Para Lucileide essa tragédia mostra “o pouco respeito à vida de quem só tem a força de trabalho como meio de sobreviver e não tem apoio do Estado neste momento de crise sanitária tão grave”. Dessa forma, “trabalhadoras e trabalhadores, maioria de negros, estão morrendo vítimas da Covid-19 e o Estado faz pouco para evitar essas enormes perdas”.

Mas “a morte dessa criança será mais uma na estatística, sem ninguém fazer nada porque era filho de trabalhadora doméstica negra e pobre”, indigna-se.

como, segundo o Instituto Brasileiro de Geografia e Estatística, o país conta com quase 7 milhões de trabalhadoras e trabalhadores domésticos, sendo 92% mulheres e mais de 70% negras ou negros, “o viés racial é um traço dessa categoria, considerada essencial num momento tão crucial para manter a vida, desprezando as necessidades dessas pessoas”, diz Mônica.

Foto: EBC

“Muitos classificarão de mimimi relacionar a morte do menino Miguel Otávio Santana da Silva ao racismo e ao pouco caso com a vida da maioria da população brasileira, negra e pobre”, reforça Mônica.

“Mas é incalculável a dor de Mirtes Renata, a mãe de Miguel, como é o sofrimento de milhares de mães que veem a vida de seus filhos se esvair em ações da Polícia Militar nos morros do Rio de Janeiro e na periferia de todas as grandes cidades do país”.

Mônica afirma a importância de se dar um basta ao pouco caso que se tem com a vida humana em pleno século 21. Nesse caso, “enquanto uma mãe cuidava dos cachorros da família, a madame deixava seu filho morrer”, porque “neste cenário que tem bases na velha estrutura escravocrata, uma vida vale mais que outra”.

A letalidade policial revela de maneira perversa o traço racista da sociedade brasileira.

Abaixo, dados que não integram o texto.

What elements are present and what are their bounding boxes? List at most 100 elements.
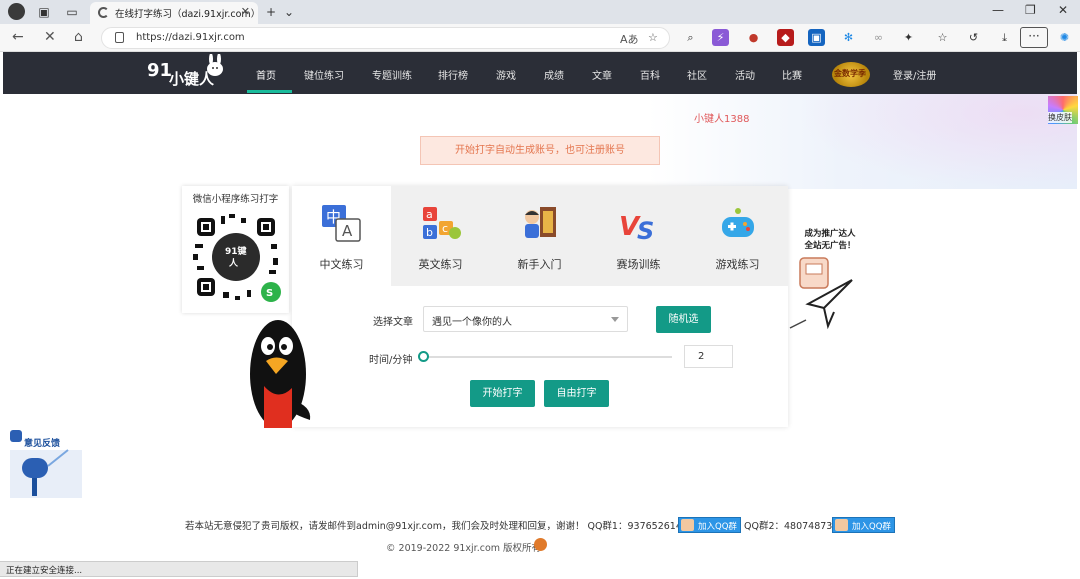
paper-plane-mascot-icon[interactable] [786, 254, 858, 334]
free-typing-button[interactable]: 自由打字 [544, 380, 609, 407]
lock-icon [115, 32, 124, 43]
extension-purple-icon[interactable]: ⚡ [712, 29, 729, 46]
change-skin-label[interactable]: 换皮肤 [1048, 112, 1072, 123]
tab-beginner[interactable]: 新手入门 [490, 186, 589, 286]
nav-item[interactable]: 游戏 [496, 67, 516, 82]
home-icon[interactable]: ⌂ [74, 29, 83, 45]
minimize-button[interactable]: — [992, 3, 1004, 17]
wechat-qr-card: 微信小程序练习打字 91键 人 S [182, 186, 289, 313]
favorites-icon[interactable]: ☆ [934, 29, 951, 46]
search-icon[interactable]: ⌕ [682, 29, 699, 46]
nav-item[interactable]: 首页 [256, 67, 276, 82]
site-badge-icon [534, 538, 547, 551]
nav-item[interactable]: 比赛 [782, 67, 802, 82]
settings-more-button[interactable]: ··· [1020, 27, 1048, 48]
extension-snowflake-icon[interactable]: ✻ [840, 29, 857, 46]
join-qq-label: 加入QQ群 [698, 522, 737, 532]
footer-copyright: © 2019-2022 91xjr.com 版权所有 [386, 543, 542, 554]
login-register-link[interactable]: 登录/注册 [893, 67, 936, 82]
status-text: 正在建立安全连接... [6, 566, 83, 576]
nav-item[interactable]: 社区 [687, 67, 707, 82]
nav-item[interactable]: 文章 [592, 67, 612, 82]
footer-qq-group-2: QQ群2：480748731 [744, 521, 839, 532]
wechat-qr-code-icon: 91键 人 S [190, 211, 282, 303]
tab-label: 新手入门 [517, 258, 562, 271]
join-qq-group-1-button[interactable]: 加入QQ群 [678, 517, 741, 533]
read-aloud-icon[interactable]: Aあ [620, 31, 639, 47]
article-label: 选择文章 [373, 317, 413, 328]
nav-item[interactable]: 百科 [640, 67, 660, 82]
tab-english-practice[interactable]: a b c 英文练习 [391, 186, 490, 286]
tab-label: 中文练习 [319, 258, 364, 271]
browser-status-bar: 正在建立安全连接... [0, 561, 358, 577]
workspaces-icon[interactable]: ▣ [36, 4, 52, 20]
tab-label: 游戏练习 [715, 258, 760, 271]
time-slider-handle[interactable] [418, 351, 429, 362]
feedback-label[interactable]: 意见反馈 [24, 436, 60, 449]
browser-tab-active[interactable]: 在线打字练习（dazi.91xjr.com） ✕ [90, 2, 260, 24]
time-minutes-value: 2 [698, 351, 705, 362]
nav-item[interactable]: 成绩 [544, 67, 564, 82]
random-select-button[interactable]: 随机选 [656, 306, 711, 333]
site-navigation: 91 小键人 首页 键位练习 专题训练 排行榜 游戏 成绩 文章 百科 社区 活动 比赛 金数学季 … [3, 52, 1077, 94]
stop-loading-icon[interactable]: ✕ [44, 29, 56, 45]
golden-badge-icon[interactable]: 金数学季 [832, 62, 870, 87]
extension-shield-icon[interactable]: ◆ [777, 29, 794, 46]
username-label[interactable]: 小键人1388 [694, 110, 749, 125]
history-icon[interactable]: ↺ [965, 29, 982, 46]
gamepad-icon [722, 208, 754, 237]
extensions-puzzle-icon[interactable]: ✦ [900, 29, 917, 46]
chinese-icon: 中 A [322, 205, 361, 242]
new-tab-button[interactable]: + [263, 4, 279, 20]
maximize-button[interactable]: ❐ [1025, 3, 1036, 17]
beginner-icon [525, 207, 556, 238]
time-minutes-input[interactable]: 2 [684, 345, 733, 368]
footer-copyright-notice: 若本站无意侵犯了贵司版权，请发邮件到admin@91xjr.com，我们会及时处… [185, 521, 682, 532]
qq-avatar-icon [835, 519, 848, 531]
site-logo[interactable]: 91 小键人 [143, 54, 231, 92]
time-label: 时间/分钟 [369, 355, 413, 366]
promo-line-1: 成为推广达人 [804, 229, 856, 239]
abc-blocks-icon: a b c [423, 207, 461, 239]
back-icon[interactable]: ← [12, 29, 24, 45]
promo-line-2: 全站无广告！ [804, 241, 856, 251]
chevron-down-icon [611, 317, 619, 322]
tab-chinese-practice[interactable]: 中 A 中文练习 [292, 186, 391, 286]
svg-text:A: A [342, 222, 353, 240]
address-bar[interactable]: https://dazi.91xjr.com Aあ ☆ [101, 27, 670, 49]
profile-avatar[interactable] [8, 3, 25, 20]
tab-label: 赛场训练 [616, 258, 661, 271]
copilot-icon[interactable]: ✺ [1056, 29, 1073, 46]
nav-item[interactable]: 专题训练 [372, 67, 412, 82]
browser-toolbar: ← ✕ ⌂ https://dazi.91xjr.com Aあ ☆ ⌕ ⚡ ● … [0, 24, 1080, 52]
promo-text[interactable]: 成为推广达人 全站无广告！ [801, 228, 859, 252]
time-slider-track[interactable] [426, 356, 672, 358]
tab-arena-training[interactable]: V S 赛场训练 [589, 186, 688, 286]
article-select[interactable]: 遇见一个像你的人 [423, 306, 628, 332]
nav-item[interactable]: 键位练习 [304, 67, 344, 82]
close-window-button[interactable]: ✕ [1058, 3, 1068, 17]
svg-text:b: b [426, 226, 433, 239]
nav-item[interactable]: 活动 [735, 67, 755, 82]
article-select-value: 遇见一个像你的人 [432, 317, 512, 328]
start-typing-button[interactable]: 开始打字 [470, 380, 535, 407]
tab-label: 英文练习 [418, 258, 463, 271]
tab-actions-icon[interactable]: ▭ [64, 4, 80, 20]
tab-close-icon[interactable]: ✕ [241, 5, 250, 18]
join-qq-group-2-button[interactable]: 加入QQ群 [832, 517, 895, 533]
extension-cookie-icon[interactable]: ● [745, 29, 762, 46]
extension-box-icon[interactable]: ▣ [808, 29, 825, 46]
download-icon[interactable]: ⤓ [996, 29, 1013, 46]
browser-tab-bar: ▣ ▭ 在线打字练习（dazi.91xjr.com） ✕ + ⌄ — ❐ ✕ [0, 0, 1080, 24]
qq-avatar-icon [681, 519, 694, 531]
join-qq-label: 加入QQ群 [852, 522, 891, 532]
penguin-mascot-icon [250, 320, 311, 428]
svg-text:人: 人 [228, 257, 239, 269]
tab-game-practice[interactable]: 游戏练习 [688, 186, 787, 286]
nav-item[interactable]: 排行榜 [438, 67, 468, 82]
practice-tabs: 中 A 中文练习 a b c 英文练习 新手入门 V S 赛场训练 游戏练习 [292, 186, 788, 286]
tab-list-icon[interactable]: ⌄ [281, 4, 297, 20]
extension-link-icon[interactable]: ∞ [870, 29, 887, 46]
svg-text:小键人: 小键人 [169, 70, 215, 88]
favorite-star-icon[interactable]: ☆ [648, 31, 658, 44]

Como mostra o 13º Anuário Brasileiro de Segurança Pública, divulgado o ano passado. Somente em 2018, a polícia matou 6.220 pessoas, 99,3% delas eram do sexo masculino, 75,4% negros e 77,9% tinham entre 15 e 29 anos.

“Mas a história das sociedades não perdoa”, acentua Mônica. “Essa trabalhadora continua passando pelo que passávamos séculos atrás. A vida de seu filho, pela vida dos ‘filhos’ dos outros”, porque “em uma estrutura social racializada e de classe, quem vive do trabalho não passa de número para a elite no poder”.

Como afirmam as juízas do trabalho, Bárbara Ferrito e Patrícia Maeda, em artigo na revista Carta Capital, é necessário reduzir a sobrecarga de trabalho durante o isolamento “sem transferi-la para a parte mais fraca da relação doméstica” e “não apenas como uma questão ética, mas também sanitária”. Porque “se o gênero nos une como mulheres, a classe também deve nos unir como trabalhadoras”.